Qatar is courting foreign investors to buy a stake in its gas expansion project and the energy companies falling over themselves are the same ones that turned their noses against Nigeria’s invitation to invest in its Liquefied Natural Gas (LNG) plants.
The Middle East country’s tender is drawing interest from long-standing partners as well as newcomers Chevron, Norway’s Equinor and Italy’s Eni, says a report by Reuters. Meanwhile, Nigeria’s has not had a significant investment into its LNG in over two decades.
Already, Qatar is the world’s highest LNG producer at 77 million tonnes per annum (mtpa) but countries like Russia, Australia, and the United States are racing to catch up. So at home, it developed an elaborate plan to ramp up liquefaction capacity to 110 mtpa within five years while abroad it is investing in the LNG capacities of its rivals.
Contrast this with Nigeria where investors have largely been unimpressed with overtures to build new liquefaction plants. NLNG Train 7 still sputters after nearly a decade.
Since the development of the NLNG, new projects have been too few and far between. Three LNG projects in Nigeria: Olokola LNG, Brass LNG and the NLNG’s Train 7 have been unable to reach final decision by the stakeholders as investors have pulled out.
The OK LNG project was stalled because all the international oil companies (BG, Shell and Chevron) withdrew from the project, with only the Nigerian National Petroleum Corporation (NNPC) left.
The Brass LNG project, which was designed to produce 10 million metric tonnes per annum, was to be built by the NNPC, Total, ConocoPhillips and Eni Group. But ConocoPhillips withdrew from the project in 2013 and has stalled since then.
The difference is an uncertain investment climate worsened by regressive policies.
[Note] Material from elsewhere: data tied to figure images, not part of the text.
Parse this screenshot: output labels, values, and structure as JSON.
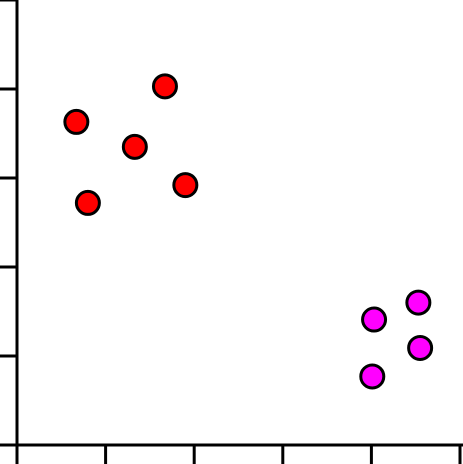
{
  "chart_data": {
    "type": "scatter",
    "title": "",
    "xlabel": "",
    "ylabel": "",
    "xlim": [
      0,
      5
    ],
    "ylim": [
      0,
      5
    ],
    "grid": false,
    "legend": "none",
    "x_ticks": [
      0,
      1,
      2,
      3,
      4,
      5
    ],
    "y_ticks": [
      0,
      1,
      2,
      3,
      4,
      5
    ],
    "series": [
      {
        "color": "#ff0000",
        "points": [
          {
            "x": 1.67,
            "y": 4.03
          },
          {
            "x": 0.67,
            "y": 3.63
          },
          {
            "x": 1.33,
            "y": 3.35
          },
          {
            "x": 1.9,
            "y": 2.92
          },
          {
            "x": 0.8,
            "y": 2.72
          }
        ]
      },
      {
        "color": "#ff00ff",
        "points": [
          {
            "x": 4.53,
            "y": 1.6
          },
          {
            "x": 4.03,
            "y": 1.41
          },
          {
            "x": 4.55,
            "y": 1.09
          },
          {
            "x": 4.01,
            "y": 0.77
          }
        ]
      }
    ]
  }
}
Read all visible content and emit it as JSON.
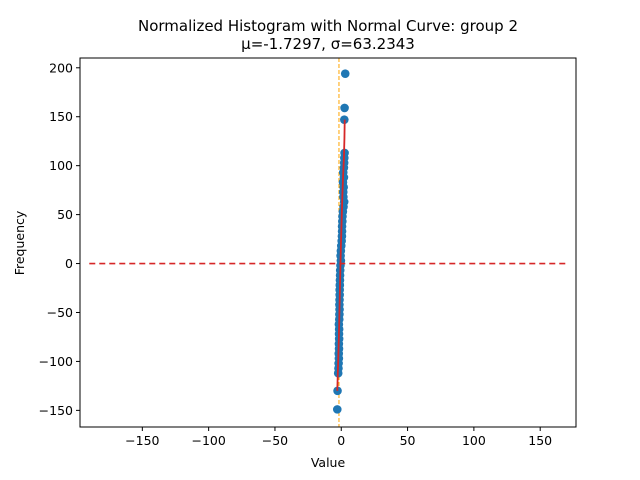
{
  "chart_data": {
    "type": "scatter",
    "title": "Normalized Histogram with Normal Curve: group 2",
    "subtitle": "μ=-1.7297, σ=63.2343",
    "xlabel": "Value",
    "ylabel": "Frequency",
    "xlim": [
      -197,
      177
    ],
    "ylim": [
      -167,
      210
    ],
    "xticks": [
      -150,
      -100,
      -50,
      0,
      50,
      100,
      150
    ],
    "yticks": [
      -150,
      -100,
      -50,
      0,
      50,
      100,
      150,
      200
    ],
    "xtick_labels": [
      "−150",
      "−100",
      "−50",
      "0",
      "50",
      "100",
      "150"
    ],
    "ytick_labels": [
      "−150",
      "−100",
      "−50",
      "0",
      "50",
      "100",
      "150",
      "200"
    ],
    "grid": false,
    "colors": {
      "points": "#1f77b4",
      "curve": "#d62728",
      "hline": "#d62728",
      "vline": "#ffa500",
      "text": "#000000"
    },
    "points": [
      {
        "x": 3.0,
        "y": 194
      },
      {
        "x": 2.5,
        "y": 159
      },
      {
        "x": 2.3,
        "y": 147
      },
      {
        "x": 2.5,
        "y": 113
      },
      {
        "x": 2.3,
        "y": 108
      },
      {
        "x": 2.2,
        "y": 103
      },
      {
        "x": 2.0,
        "y": 98
      },
      {
        "x": 1.5,
        "y": 93
      },
      {
        "x": 2.0,
        "y": 88
      },
      {
        "x": 1.3,
        "y": 83
      },
      {
        "x": 1.8,
        "y": 78
      },
      {
        "x": 1.5,
        "y": 73
      },
      {
        "x": 1.6,
        "y": 68
      },
      {
        "x": 2.2,
        "y": 63
      },
      {
        "x": 1.7,
        "y": 58
      },
      {
        "x": 1.2,
        "y": 53
      },
      {
        "x": 0.9,
        "y": 48
      },
      {
        "x": 0.8,
        "y": 43
      },
      {
        "x": 0.6,
        "y": 38
      },
      {
        "x": 0.6,
        "y": 33
      },
      {
        "x": 0.5,
        "y": 28
      },
      {
        "x": 0.3,
        "y": 23
      },
      {
        "x": 0.0,
        "y": 18
      },
      {
        "x": -0.3,
        "y": 13
      },
      {
        "x": -0.5,
        "y": 8
      },
      {
        "x": -0.3,
        "y": 3
      },
      {
        "x": -0.6,
        "y": -2
      },
      {
        "x": -0.8,
        "y": -7
      },
      {
        "x": -0.9,
        "y": -12
      },
      {
        "x": -1.0,
        "y": -17
      },
      {
        "x": -1.1,
        "y": -22
      },
      {
        "x": -1.2,
        "y": -27
      },
      {
        "x": -1.2,
        "y": -32
      },
      {
        "x": -1.3,
        "y": -37
      },
      {
        "x": -1.4,
        "y": -42
      },
      {
        "x": -1.3,
        "y": -47
      },
      {
        "x": -1.4,
        "y": -52
      },
      {
        "x": -1.5,
        "y": -57
      },
      {
        "x": -1.8,
        "y": -62
      },
      {
        "x": -1.6,
        "y": -67
      },
      {
        "x": -1.7,
        "y": -72
      },
      {
        "x": -1.6,
        "y": -77
      },
      {
        "x": -1.8,
        "y": -82
      },
      {
        "x": -1.7,
        "y": -87
      },
      {
        "x": -1.9,
        "y": -92
      },
      {
        "x": -1.8,
        "y": -97
      },
      {
        "x": -2.0,
        "y": -102
      },
      {
        "x": -2.1,
        "y": -107
      },
      {
        "x": -2.3,
        "y": -112
      },
      {
        "x": -2.8,
        "y": -130
      },
      {
        "x": -3.0,
        "y": -149
      }
    ],
    "curve": [
      {
        "x": -3.0,
        "y": -130
      },
      {
        "x": -2.6,
        "y": -112
      },
      {
        "x": -2.2,
        "y": -95
      },
      {
        "x": -1.8,
        "y": -75
      },
      {
        "x": -1.4,
        "y": -50
      },
      {
        "x": -1.0,
        "y": -25
      },
      {
        "x": -0.6,
        "y": 0
      },
      {
        "x": -0.2,
        "y": 22
      },
      {
        "x": 0.3,
        "y": 45
      },
      {
        "x": 0.8,
        "y": 68
      },
      {
        "x": 1.4,
        "y": 90
      },
      {
        "x": 2.0,
        "y": 108
      },
      {
        "x": 2.4,
        "y": 128
      },
      {
        "x": 2.6,
        "y": 147
      }
    ],
    "hline": {
      "y": 0,
      "x_from": -190,
      "x_to": 170
    },
    "vline": {
      "x": -1.7297
    }
  }
}
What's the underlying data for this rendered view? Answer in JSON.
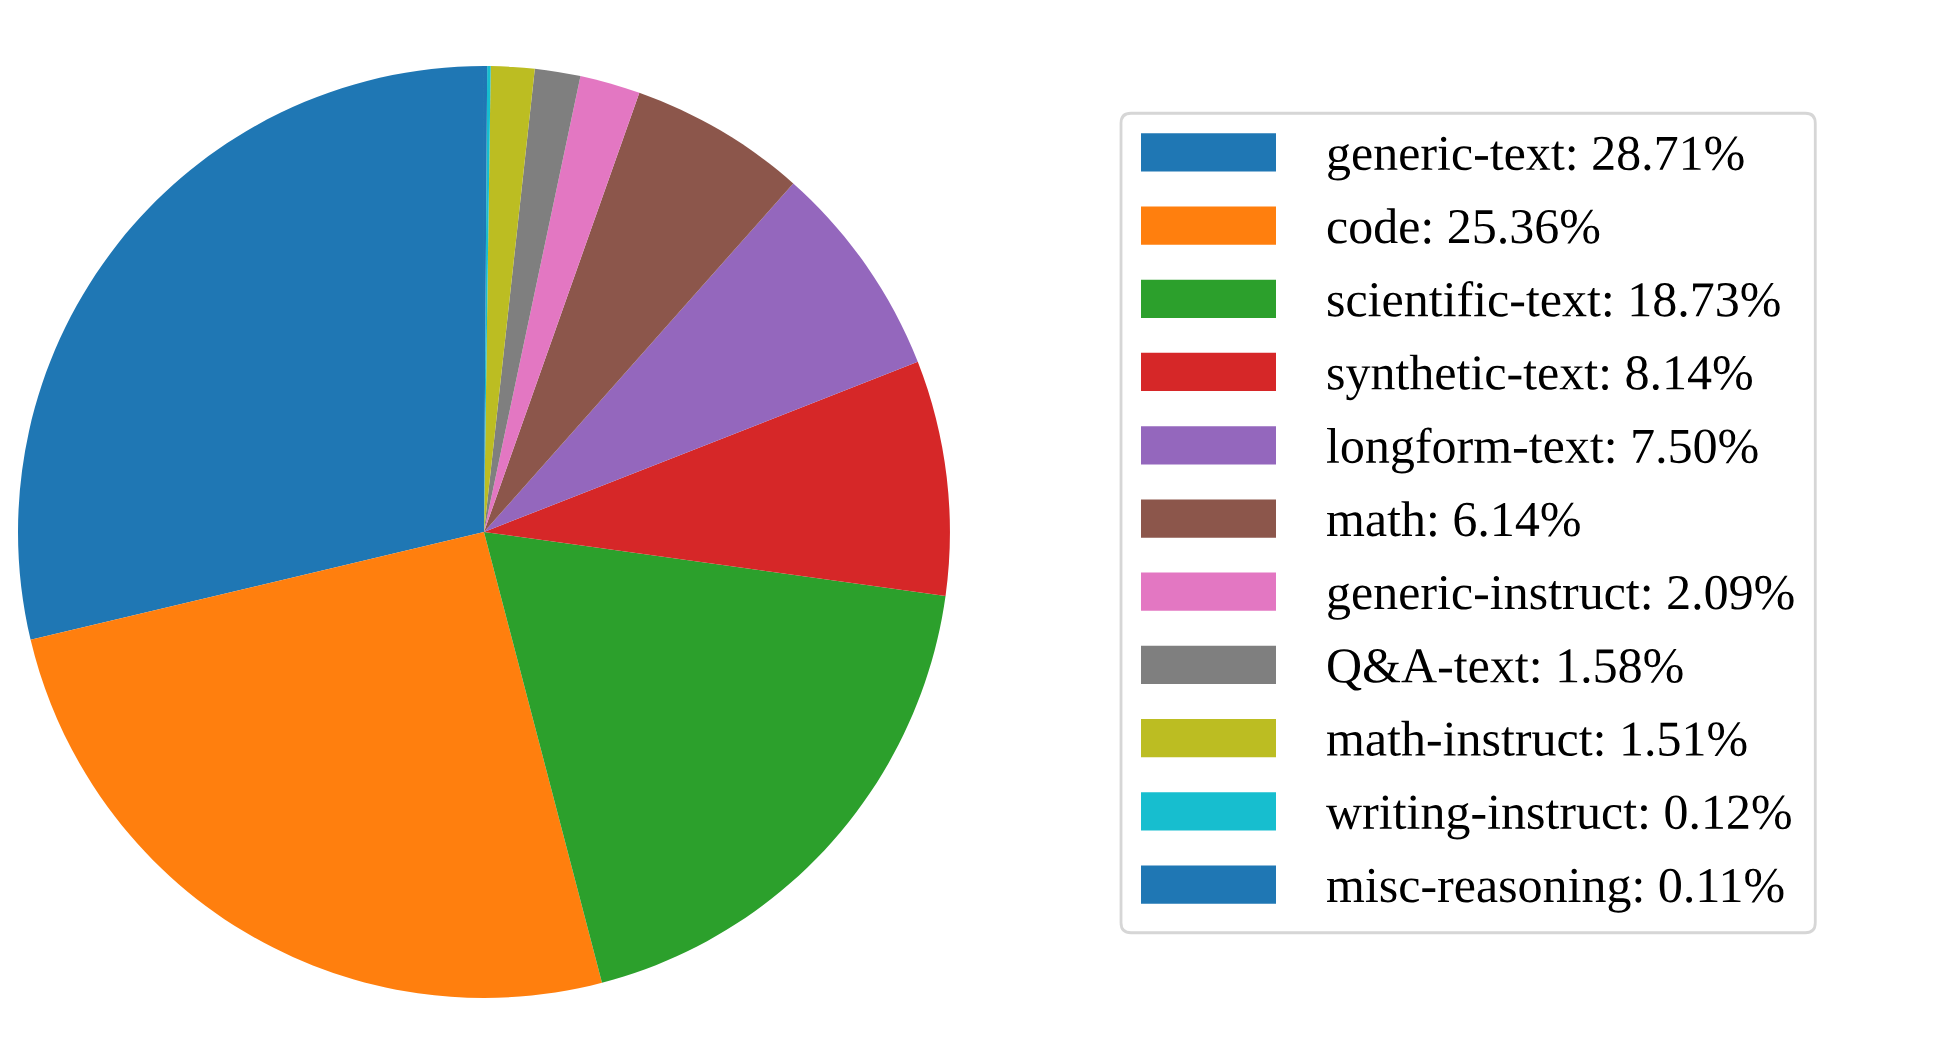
{
  "chart_data": {
    "type": "pie",
    "categories": [
      "generic-text: 28.71%",
      "code: 25.36%",
      "scientific-text: 18.73%",
      "synthetic-text: 8.14%",
      "longform-text: 7.50%",
      "math: 6.14%",
      "generic-instruct: 2.09%",
      "Q&A-text: 1.58%",
      "math-instruct: 1.51%",
      "writing-instruct: 0.12%",
      "misc-reasoning: 0.11%"
    ],
    "values": [
      28.71,
      25.36,
      18.73,
      8.14,
      7.5,
      6.14,
      2.09,
      1.58,
      1.51,
      0.12,
      0.11
    ],
    "colors": [
      "#1f77b4",
      "#ff7f0e",
      "#2ca02c",
      "#d62728",
      "#9467bd",
      "#8c564b",
      "#e377c2",
      "#7f7f7f",
      "#bcbd22",
      "#17becf",
      "#1f77b4"
    ],
    "legend": "right"
  }
}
Two years ago, politicians were seeking to amend the NLNG Act without recourse to investors thereby violating the sanctity of contract it signed with investors.
Investors have left the downstream sector of the oil industry in Nigeria because politicians prefer campaigning on cheap petrol than a thriving economy. Qatar refines its own petrol and sells it to its people at N195 per litre. Nigeria buys imported petrol and sells it at N145 per litre. It spend over N1.6trillion last year in subsidies.
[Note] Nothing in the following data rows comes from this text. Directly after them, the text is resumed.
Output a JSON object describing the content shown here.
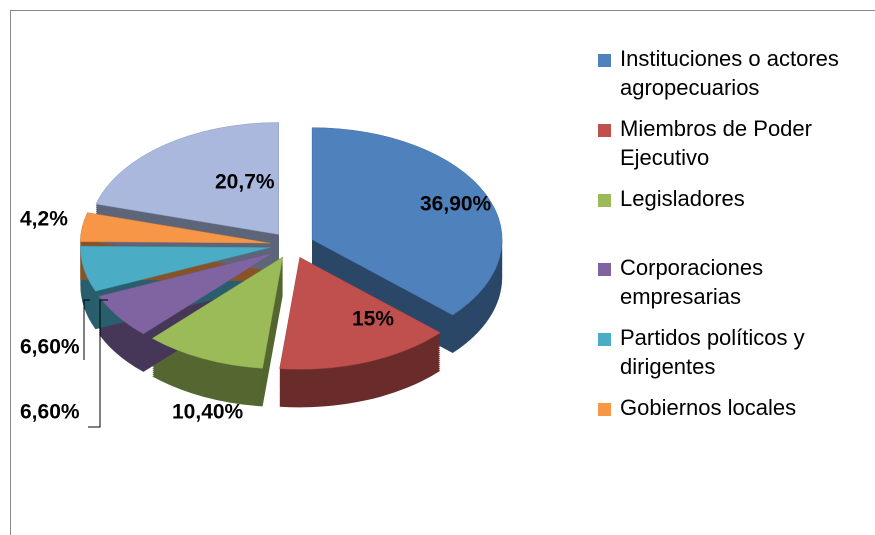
{
  "chart_data": {
    "type": "pie",
    "categories": [
      "Instituciones o actores agropecuarios",
      "Miembros de Poder Ejecutivo",
      "Legisladores",
      "Corporaciones empresarias",
      "Partidos políticos y dirigentes",
      "Gobiernos locales",
      null
    ],
    "values": [
      36.9,
      15,
      10.4,
      6.6,
      6.6,
      4.2,
      20.7
    ],
    "value_labels": [
      "36,90%",
      "15%",
      "10,40%",
      "6,60%",
      "6,60%",
      "4,2%",
      "20,7%"
    ],
    "colors": [
      "#4f81bd",
      "#c0504d",
      "#9bbb59",
      "#8064a2",
      "#4bacc6",
      "#f79646",
      "#a9b8dc"
    ]
  }
}
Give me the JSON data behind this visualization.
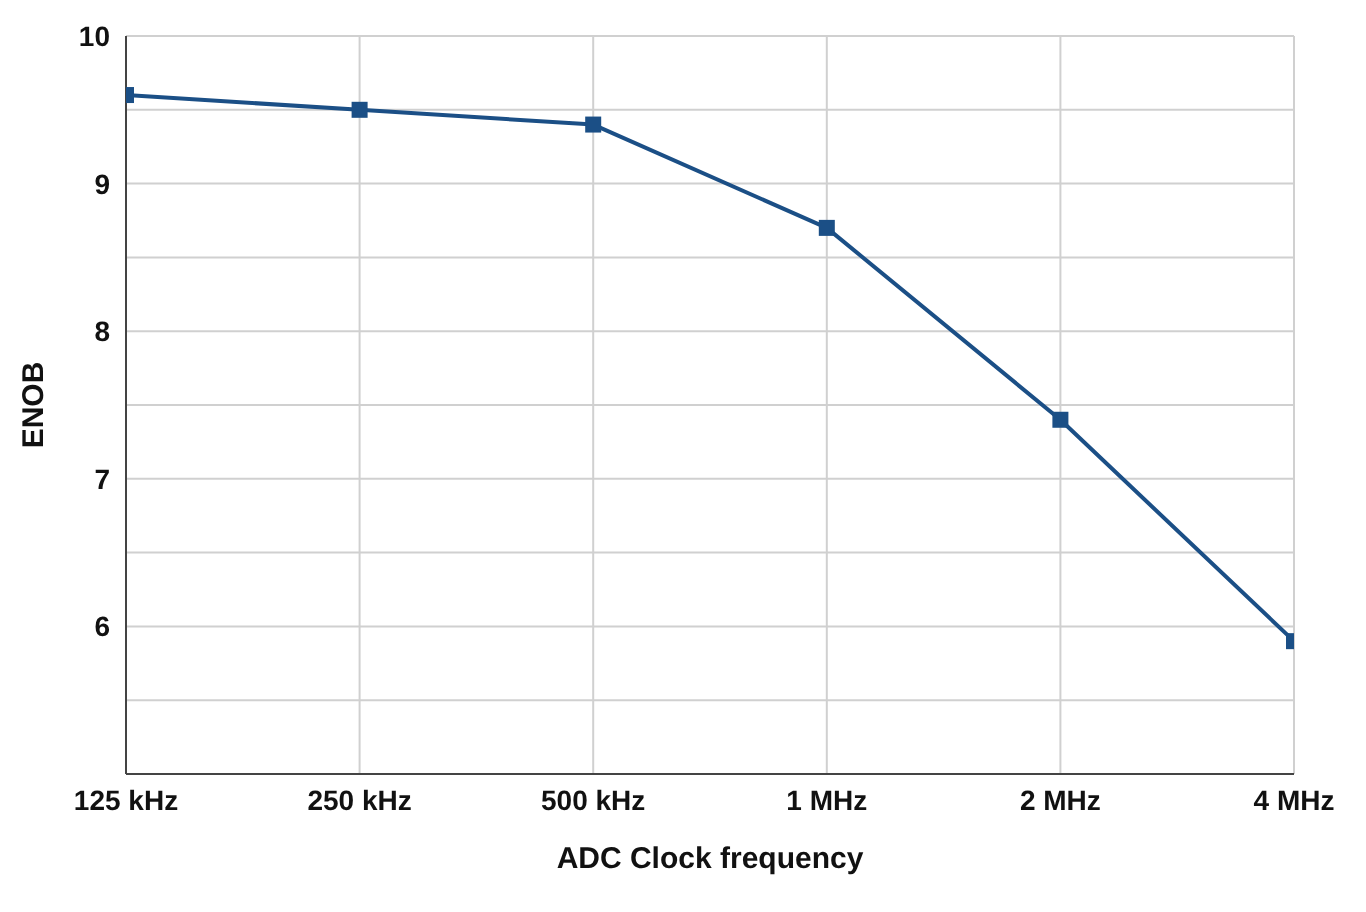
{
  "chart_data": {
    "type": "line",
    "xlabel": "ADC Clock frequency",
    "ylabel": "ENOB",
    "categories": [
      "125 kHz",
      "250 kHz",
      "500 kHz",
      "1 MHz",
      "2 MHz",
      "4 MHz"
    ],
    "series": [
      {
        "color": "#1b4f86",
        "values": [
          9.6,
          9.5,
          9.4,
          8.7,
          7.4,
          5.9
        ]
      }
    ],
    "ylim": [
      5,
      10
    ],
    "yticks": [
      {
        "value": 5,
        "label": null
      },
      {
        "value": 5.5,
        "label": null
      },
      6,
      {
        "value": 6.5,
        "label": null
      },
      7,
      {
        "value": 7.5,
        "label": null
      },
      8,
      {
        "value": 8.5,
        "label": null
      },
      9,
      {
        "value": 9.5,
        "label": null
      },
      10
    ],
    "grid": true,
    "marker": "square",
    "line_style": "solid",
    "legend": false
  }
}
Like Nigeria, Qatar has a state-run oil company, Qatar Petroleum (QP) who is preparing to issue tender seeking partners to invest in the construction of a fourth LNG train. Nigeria’s NNPC rolled out the drums two weeks ago to celebrate a fuel-scarcity free holidays.
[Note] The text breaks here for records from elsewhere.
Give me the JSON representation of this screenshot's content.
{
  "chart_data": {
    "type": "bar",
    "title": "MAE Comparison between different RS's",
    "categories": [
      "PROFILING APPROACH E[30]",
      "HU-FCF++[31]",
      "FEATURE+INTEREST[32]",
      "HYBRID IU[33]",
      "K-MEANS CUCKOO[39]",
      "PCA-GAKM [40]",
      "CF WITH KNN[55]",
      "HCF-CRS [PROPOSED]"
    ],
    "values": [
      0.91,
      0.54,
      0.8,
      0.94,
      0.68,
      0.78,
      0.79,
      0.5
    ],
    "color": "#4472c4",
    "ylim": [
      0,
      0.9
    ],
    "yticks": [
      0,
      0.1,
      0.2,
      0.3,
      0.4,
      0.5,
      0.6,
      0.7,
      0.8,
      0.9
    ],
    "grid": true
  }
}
“Qatar’s pivot from mostly self-financing its gas sector to offering ownership to foreign firms is also a cleverly orchestrated geopolitical move, considering its still terse tensions with Saudi Arabia, the United Arab Emirates, Bahrain and Egypt. It’s a hedge that in case relations with the four major Arab countries continue to sour, it has the protection of foreign oil companies vested in its energy sector – a pure energy play with brilliant geopolitical overtones” writes Tim Daiss, an oil markets analyst for Oil Price.
It is this kind of critical thinking and rigor that is absent in Nigeria’s policy formulation and execution which is scaring away investors.